Ritchie Marylyn D, Motsinger Alison A, Bush William S, Coffey Christopher S, Moore Jason H
Center for Human Genetics Research, Department of Molecular Physiology and Biophysics, Vanderbilt University, 519 Light Hall, Nashville, TN 37232.
Appl Soft Comput. 2007 Jan;7(1):471-479. doi: 10.1016/j.asoc.2006.01.013.
The identification of genes that influence the risk of common, complex disease primarily through interactions with other genes and environmental factors remains a statistical and computational challenge in genetic epidemiology. This challenge is partly due to the limitations of parametric statistical methods for detecting genetic effects that are dependent solely or partially on interactions. We have previously introduced a genetic programming neural network (GPNN) as a method for optimizing the architecture of a neural network to improve the identification of genetic and gene-environment combinations associated with disease risk. Previous empirical studies suggest GPNN has excellent power for identifying gene-gene and gene-environment interactions. The goal of this study was to compare the power of GPNN to stepwise logistic regression (SLR) and classification and regression trees (CART) for identifying gene-gene and gene-environment interactions. SLR and CART are standard methods of analysis for genetic association studies. Using simulated data, we show that GPNN has higher power to identify gene-gene and gene-environment interactions than SLR and CART. These results indicate that GPNN may be a useful pattern recognition approach for detecting gene-gene and gene-environment interactions in studies of human disease.

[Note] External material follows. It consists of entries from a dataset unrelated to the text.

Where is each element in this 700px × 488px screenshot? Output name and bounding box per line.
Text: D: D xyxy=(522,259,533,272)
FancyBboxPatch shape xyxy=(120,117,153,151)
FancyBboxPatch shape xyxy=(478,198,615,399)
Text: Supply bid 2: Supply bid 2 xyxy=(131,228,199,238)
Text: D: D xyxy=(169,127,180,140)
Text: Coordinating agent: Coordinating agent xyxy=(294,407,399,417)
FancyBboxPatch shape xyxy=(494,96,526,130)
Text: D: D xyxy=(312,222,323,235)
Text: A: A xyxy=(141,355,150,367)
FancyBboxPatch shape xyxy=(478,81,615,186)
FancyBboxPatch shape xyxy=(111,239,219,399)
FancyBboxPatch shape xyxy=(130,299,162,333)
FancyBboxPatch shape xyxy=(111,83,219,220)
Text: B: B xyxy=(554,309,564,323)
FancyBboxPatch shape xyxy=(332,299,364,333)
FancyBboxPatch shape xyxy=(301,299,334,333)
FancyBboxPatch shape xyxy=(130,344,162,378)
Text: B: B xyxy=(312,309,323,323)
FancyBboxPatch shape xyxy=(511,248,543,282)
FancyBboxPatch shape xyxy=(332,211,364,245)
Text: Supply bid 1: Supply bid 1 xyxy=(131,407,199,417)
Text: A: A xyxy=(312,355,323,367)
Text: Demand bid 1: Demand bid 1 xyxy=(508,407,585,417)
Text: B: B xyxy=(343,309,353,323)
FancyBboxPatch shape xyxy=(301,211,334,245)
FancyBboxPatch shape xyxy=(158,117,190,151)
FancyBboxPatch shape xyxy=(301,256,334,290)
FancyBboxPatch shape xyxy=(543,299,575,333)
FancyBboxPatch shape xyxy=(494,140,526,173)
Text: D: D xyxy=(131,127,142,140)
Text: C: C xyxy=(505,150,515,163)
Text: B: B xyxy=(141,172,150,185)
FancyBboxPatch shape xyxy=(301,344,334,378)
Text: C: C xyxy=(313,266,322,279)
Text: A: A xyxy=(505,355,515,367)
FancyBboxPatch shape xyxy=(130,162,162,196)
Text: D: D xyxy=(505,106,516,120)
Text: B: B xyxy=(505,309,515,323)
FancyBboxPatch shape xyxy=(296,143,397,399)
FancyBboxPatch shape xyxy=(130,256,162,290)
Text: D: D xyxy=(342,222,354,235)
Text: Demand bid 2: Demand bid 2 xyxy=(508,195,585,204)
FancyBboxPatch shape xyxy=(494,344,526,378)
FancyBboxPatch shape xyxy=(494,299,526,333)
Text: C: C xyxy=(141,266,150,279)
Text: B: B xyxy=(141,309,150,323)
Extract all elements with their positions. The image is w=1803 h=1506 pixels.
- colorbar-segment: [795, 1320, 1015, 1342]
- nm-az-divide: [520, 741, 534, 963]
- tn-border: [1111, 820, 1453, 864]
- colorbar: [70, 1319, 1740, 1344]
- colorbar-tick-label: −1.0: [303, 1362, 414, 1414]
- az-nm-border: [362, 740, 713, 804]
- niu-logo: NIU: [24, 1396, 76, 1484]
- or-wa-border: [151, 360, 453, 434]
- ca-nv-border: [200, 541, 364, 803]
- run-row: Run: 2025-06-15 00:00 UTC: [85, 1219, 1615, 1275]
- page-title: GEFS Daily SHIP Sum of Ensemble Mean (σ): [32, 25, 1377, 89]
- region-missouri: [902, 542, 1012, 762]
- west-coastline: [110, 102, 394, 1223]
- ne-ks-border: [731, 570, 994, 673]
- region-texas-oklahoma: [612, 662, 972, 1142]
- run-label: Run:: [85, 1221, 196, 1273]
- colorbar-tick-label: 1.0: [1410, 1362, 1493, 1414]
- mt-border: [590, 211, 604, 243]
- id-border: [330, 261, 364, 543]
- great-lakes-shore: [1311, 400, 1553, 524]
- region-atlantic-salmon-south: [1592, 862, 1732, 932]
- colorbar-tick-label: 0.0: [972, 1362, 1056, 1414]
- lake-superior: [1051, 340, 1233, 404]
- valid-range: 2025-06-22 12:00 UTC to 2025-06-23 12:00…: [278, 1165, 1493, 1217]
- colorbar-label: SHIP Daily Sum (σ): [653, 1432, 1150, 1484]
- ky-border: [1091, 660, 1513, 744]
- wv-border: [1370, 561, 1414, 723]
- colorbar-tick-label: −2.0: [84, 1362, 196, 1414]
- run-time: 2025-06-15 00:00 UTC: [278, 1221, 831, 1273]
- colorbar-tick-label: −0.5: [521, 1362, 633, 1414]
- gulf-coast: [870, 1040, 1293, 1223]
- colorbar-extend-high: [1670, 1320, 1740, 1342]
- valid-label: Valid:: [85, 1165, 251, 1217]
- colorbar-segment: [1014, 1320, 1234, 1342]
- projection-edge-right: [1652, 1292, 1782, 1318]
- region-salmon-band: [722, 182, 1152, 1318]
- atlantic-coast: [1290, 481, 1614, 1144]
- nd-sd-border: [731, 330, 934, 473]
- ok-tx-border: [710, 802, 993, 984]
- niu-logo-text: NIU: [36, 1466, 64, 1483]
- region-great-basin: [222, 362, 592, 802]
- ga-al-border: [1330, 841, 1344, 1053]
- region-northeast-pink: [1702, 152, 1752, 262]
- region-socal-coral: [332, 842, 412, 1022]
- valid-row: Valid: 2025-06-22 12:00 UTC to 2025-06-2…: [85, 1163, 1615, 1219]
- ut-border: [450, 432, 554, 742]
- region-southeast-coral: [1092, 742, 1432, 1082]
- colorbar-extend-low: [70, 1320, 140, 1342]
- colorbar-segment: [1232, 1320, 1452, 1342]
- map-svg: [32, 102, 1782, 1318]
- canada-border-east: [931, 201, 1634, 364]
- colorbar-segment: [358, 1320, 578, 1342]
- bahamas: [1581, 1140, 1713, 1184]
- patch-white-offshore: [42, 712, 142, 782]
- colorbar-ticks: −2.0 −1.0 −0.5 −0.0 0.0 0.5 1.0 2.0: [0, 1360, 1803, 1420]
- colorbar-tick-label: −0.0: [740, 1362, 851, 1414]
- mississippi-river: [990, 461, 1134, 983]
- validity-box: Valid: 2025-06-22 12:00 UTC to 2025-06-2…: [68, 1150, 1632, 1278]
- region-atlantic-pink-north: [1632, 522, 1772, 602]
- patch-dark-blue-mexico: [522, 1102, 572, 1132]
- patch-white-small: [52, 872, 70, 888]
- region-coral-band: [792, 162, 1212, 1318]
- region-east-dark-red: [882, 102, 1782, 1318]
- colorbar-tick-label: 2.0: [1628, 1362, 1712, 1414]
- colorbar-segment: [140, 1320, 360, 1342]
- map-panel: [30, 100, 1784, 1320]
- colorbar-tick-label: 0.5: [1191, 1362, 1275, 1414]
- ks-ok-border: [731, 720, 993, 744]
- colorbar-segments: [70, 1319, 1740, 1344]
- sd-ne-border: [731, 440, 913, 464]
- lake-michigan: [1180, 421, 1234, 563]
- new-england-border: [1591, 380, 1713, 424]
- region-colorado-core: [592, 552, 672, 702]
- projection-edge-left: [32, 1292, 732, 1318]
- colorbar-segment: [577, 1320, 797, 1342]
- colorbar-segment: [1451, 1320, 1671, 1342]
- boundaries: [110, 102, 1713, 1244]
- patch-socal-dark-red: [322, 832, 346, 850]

主要通过与其他基因及环境因素的相互作用来影响常见复杂疾病风险的基因识别,在遗传流行病学中仍是一项统计学和计算方面的挑战。这一挑战部分归因于参数统计方法在检测仅部分或完全依赖相互作用的遗传效应时存在局限性。我们之前引入了遗传编程神经网络(GPNN),作为一种优化神经网络架构以改进与疾病风险相关的基因及基因 - 环境组合识别的方法。先前的实证研究表明,GPNN在识别基因 - 基因和基因 - 环境相互作用方面具有出色的效能。本研究的目的是比较GPNN与逐步逻辑回归(SLR)和分类与回归树(CART)在识别基因 - 基因和基因 - 环境相互作用方面的效能。SLR和CART是遗传关联研究的标准分析方法。使用模拟数据,我们表明GPNN在识别基因 - 基因和基因 - 环境相互作用方面比SLR和CART具有更高的效能。这些结果表明,GPNN可能是在人类疾病研究中检测基因 - 基因和基因 - 环境相互作用的一种有用的模式识别方法。